ON THE SICK LIST.

I awoke to find myself lying on a heap of straw in a mud hovel, having one very narrow door, and a window about a foot square, through which the daylight tried to force a way.

The meagre light from two candles showed that I was not the only inmate of this poverty-stricken dwelling.

Ranged round the walls were five other figures, each on a bundle of straw and wrapped in a bunda.

The air was very close, and there was a strong smell of pigs, which made me think that some unfortunate animals had been turned out, or perhaps converted into pork, to make room for us.

However, I felt warm, and warmth in those days was the greatest happiness.

I positively shuddered at the mere remembrance of the intense cold of the last week or two.

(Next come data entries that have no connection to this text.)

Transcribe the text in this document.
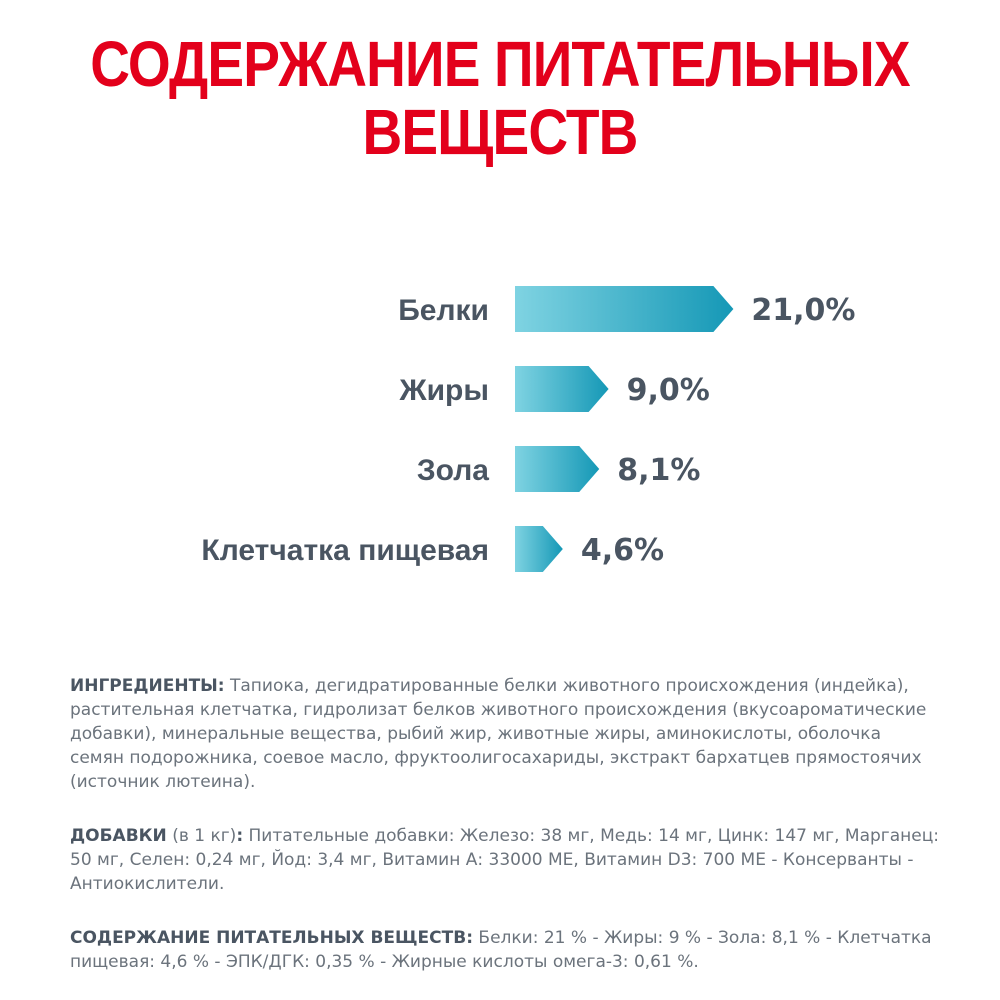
СОДЕРЖАНИЕ ПИТАТЕЛЬНЫХ
ВЕЩЕСТВ
Белки	21,0%
Жиры	9,0%
Зола	8,1%
Клетчатка пищевая	4,6%
ИНГРЕДИЕНТЫ: Тапиока, дегидратированные белки животного происхождения (индейка), растительная клетчатка, гидролизат белков животного происхождения (вкусоароматические добавки), минеральные вещества, рыбий жир, животные жиры, аминокислоты, оболочка семян подорожника, соевое масло, фруктоолигосахариды, экстракт бархатцев прямостоячих (источник лютеина).
ДОБАВКИ (в 1 кг): Питательные добавки: Железо: 38 мг, Медь: 14 мг, Цинк: 147 мг, Марганец: 50 мг, Селен: 0,24 мг, Йод: 3,4 мг, Витамин А: 33000 МЕ, Витамин D3: 700 МЕ - Консерванты - Антиокислители.
СОДЕРЖАНИЕ ПИТАТЕЛЬНЫХ ВЕЩЕСТВ: Белки: 21 % - Жиры: 9 % - Зола: 8,1 % - Клетчатка пищевая: 4,6 % - ЭПК/ДГК: 0,35 % - Жирные кислоты омега-3: 0,61 %.
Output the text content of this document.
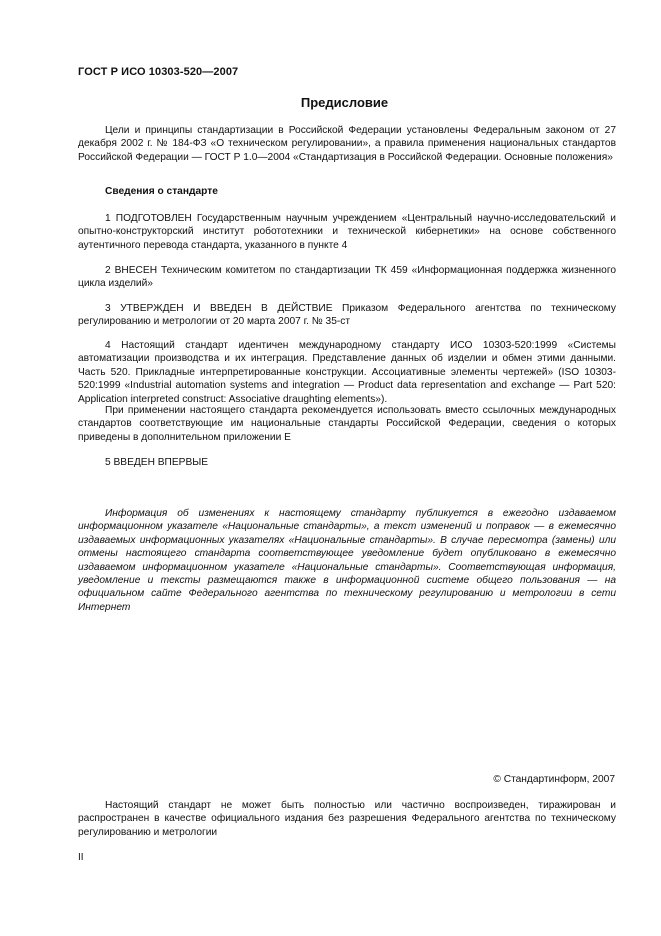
ГОСТ Р ИСО 10303-520—2007
Предисловие

Цели и принципы стандартизации в Российской Федерации установлены Федеральным законом от 27 декабря 2002 г. № 184-ФЗ «О техническом регулировании», а правила применения национальных стандартов Российской Федерации — ГОСТ Р 1.0—2004 «Стандартизация в Российской Федерации. Основные положения»

Сведения о стандарте

1 ПОДГОТОВЛЕН Государственным научным учреждением «Центральный научно-исследовательский и опытно-конструкторский институт робототехники и технической кибернетики» на основе собственного аутентичного перевода стандарта, указанного в пункте 4

2 ВНЕСЕН Техническим комитетом по стандартизации ТК 459 «Информационная поддержка жизненного цикла изделий»

3 УТВЕРЖДЕН И ВВЕДЕН В ДЕЙСТВИЕ Приказом Федерального агентства по техническому регулированию и метрологии от 20 марта 2007 г. № 35-ст

4 Настоящий стандарт идентичен международному стандарту ИСО 10303-520:1999 «Системы автоматизации производства и их интеграция. Представление данных об изделии и обмен этими данными. Часть 520. Прикладные интерпретированные конструкции. Ассоциативные элементы чертежей» (ISO 10303-520:1999 «Industrial automation systems and integration — Product data representation and exchange — Part 520: Application interpreted construct: Associative draughting elements»).

При применении настоящего стандарта рекомендуется использовать вместо ссылочных международных стандартов соответствующие им национальные стандарты Российской Федерации, сведения о которых приведены в дополнительном приложении Е

5 ВВЕДЕН ВПЕРВЫЕ

Информация об изменениях к настоящему стандарту публикуется в ежегодно издаваемом информационном указателе «Национальные стандарты», а текст изменений и поправок — в ежемесячно издаваемых информационных указателях «Национальные стандарты». В случае пересмотра (замены) или отмены настоящего стандарта соответствующее уведомление будет опубликовано в ежемесячно издаваемом информационном указателе «Национальные стандарты». Соответствующая информация, уведомление и тексты размещаются также в информационной системе общего пользования — на официальном сайте Федерального агентства по техническому регулированию и метрологии в сети Интернет

© Стандартинформ, 2007

Настоящий стандарт не может быть полностью или частично воспроизведен, тиражирован и распространен в качестве официального издания без разрешения Федерального агентства по техническому регулированию и метрологии

II
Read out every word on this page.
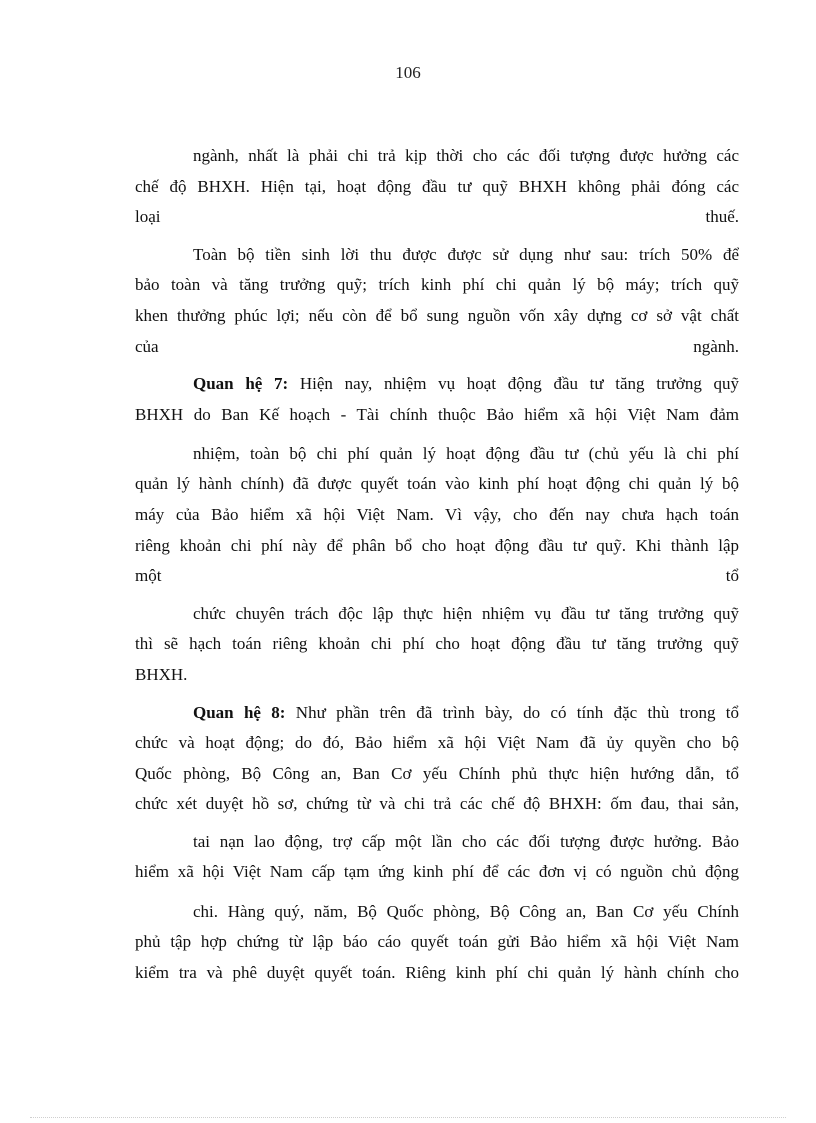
106
ngành, nhất là phải chi trả kịp thời cho các đối tượng được hưởng các
chế độ BHXH. Hiện tại, hoạt động đầu tư quỹ BHXH không phải đóng các
loại	thuế.
Toàn bộ tiền sinh lời thu được được sử dụng như sau: trích 50% để
bảo toàn và tăng trưởng quỹ; trích kinh phí chi quản lý bộ máy; trích quỹ
khen thưởng phúc lợi; nếu còn để bổ sung nguồn vốn xây dựng cơ sở vật chất
của	ngành.
Quan hệ 7: Hiện nay, nhiệm vụ hoạt động đầu tư tăng trưởng quỹ
BHXH do Ban Kế hoạch - Tài chính thuộc Bảo hiểm xã hội Việt Nam đảm
nhiệm, toàn bộ chi phí quản lý hoạt động đầu tư (chủ yếu là chi phí
quản lý hành chính) đã được quyết toán vào kinh phí hoạt động chi quản lý bộ
máy của Bảo hiểm xã hội Việt Nam. Vì vậy, cho đến nay chưa hạch toán
riêng khoản chi phí này để phân bổ cho hoạt động đầu tư quỹ. Khi thành lập
một	tổ
chức chuyên trách độc lập thực hiện nhiệm vụ đầu tư tăng trưởng quỹ
thì sẽ hạch toán riêng khoản chi phí cho hoạt động đầu tư tăng trưởng quỹ
BHXH.
Quan hệ 8: Như phần trên đã trình bày, do có tính đặc thù trong tổ
chức và hoạt động; do đó, Bảo hiểm xã hội Việt Nam đã ủy quyền cho bộ
Quốc phòng, Bộ Công an, Ban Cơ yếu Chính phủ thực hiện hướng dẫn, tổ
chức xét duyệt hồ sơ, chứng từ và chi trả các chế độ BHXH: ốm đau, thai sản,
tai nạn lao động, trợ cấp một lần cho các đối tượng được hưởng. Bảo
hiểm xã hội Việt Nam cấp tạm ứng kinh phí để các đơn vị có nguồn chủ động
chi. Hàng quý, năm, Bộ Quốc phòng, Bộ Công an, Ban Cơ yếu Chính
phủ tập hợp chứng từ lập báo cáo quyết toán gửi Bảo hiểm xã hội Việt Nam
kiểm tra và phê duyệt quyết toán. Riêng kinh phí chi quản lý hành chính cho
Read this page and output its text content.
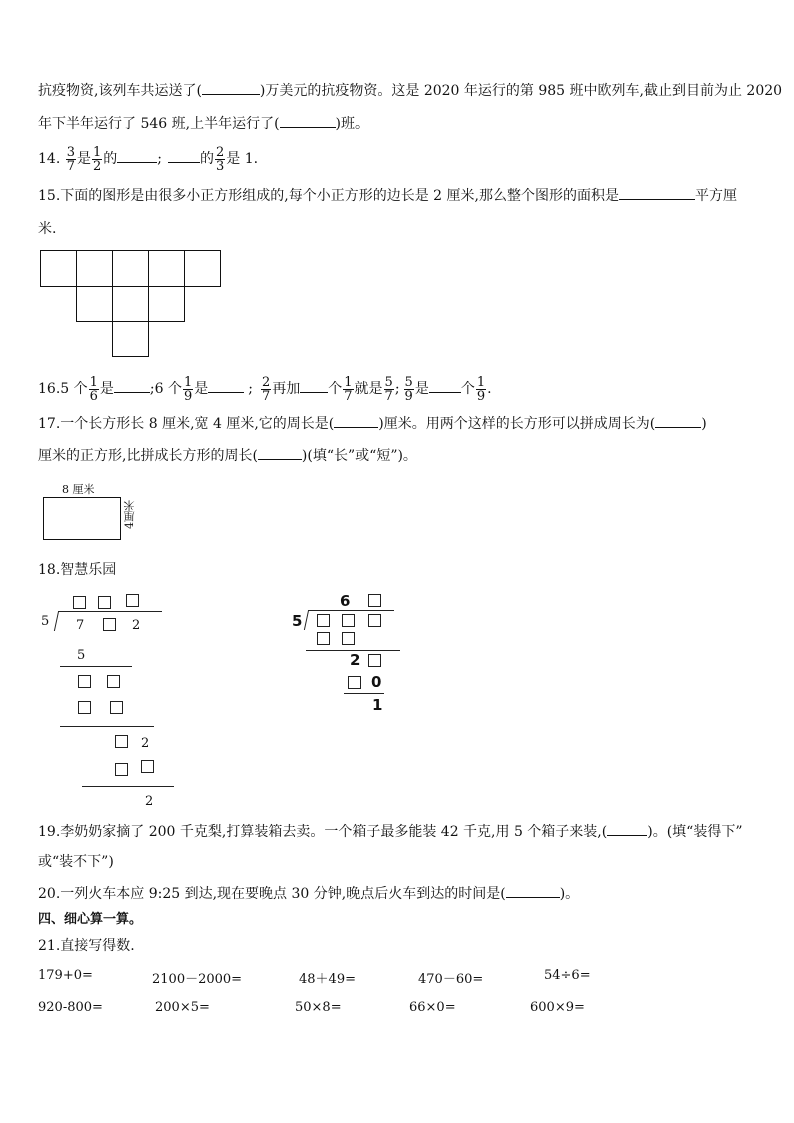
抗疫物资,该列车共运送了(	)万美元的抗疫物资。这是 2020 年运行的第 985 班中欧列车,截止到目前为止 2020
年下半年运行了 546 班,上半年运行了(	)班。
14. $\frac{3}{7}$ 是 $\frac{1}{2}$ 的	;	的 $\frac{2}{3}$ 是 1.
15.下面的图形是由很多小正方形组成的,每个小正方形的边长是 2 厘米,那么整个图形的面积是	平方厘
米.
16.5 个 $\frac{1}{6}$ 是	;6 个 $\frac{1}{9}$ 是	; $\frac{2}{7}$ 再加 个 $\frac{1}{7}$ 就是 $\frac{5}{7}$ ; $\frac{5}{9}$ 是 个 $\frac{1}{9}$ .
17.一个长方形长 8 厘米,宽 4 厘米,它的周长是(	)厘米。用两个这样的长方形可以拼成周长为(	)
厘米的正方形,比拼成长方形的周长(	)(填“长”或“短”)。
8 厘米
4厘米
18.智慧乐园
5 7	2
5
2
2
6
5
2
0
1
19.李奶奶家摘了 200 千克梨,打算装箱去卖。一个箱子最多能装 42 千克,用 5 个箱子来装,(	)。(填“装得下”
或“装不下”)
20.一列火车本应 9:25 到达,现在要晚点 30 分钟,晚点后火车到达的时间是(	)。
四、细心算一算。
21.直接写得数.
179+0=	2100－2000=	48＋49=	470－60=	54÷6=
920-800=	200×5=	50×8=	66×0=	600×9=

It was all very calm and still, when a man in the opposite corner sat up, and in a high-pitched voice began to sing with all his might the well-known revolutionary song of Petöfi--"Rise, Magyars, rise!"

He was evidently in a high state of fever and perfectly delirious, but he went right through the song without a mistake or a pause, and finished by cheering lustily for Hungary.

Seen by the dim light, the spectacle was wonderfully striking. The bandages stained with blood, the face deadly white, the large, dark, fiery eyes burning with fever, the thin arm, freed from its covering, energetically beating time--all these moved me profoundly.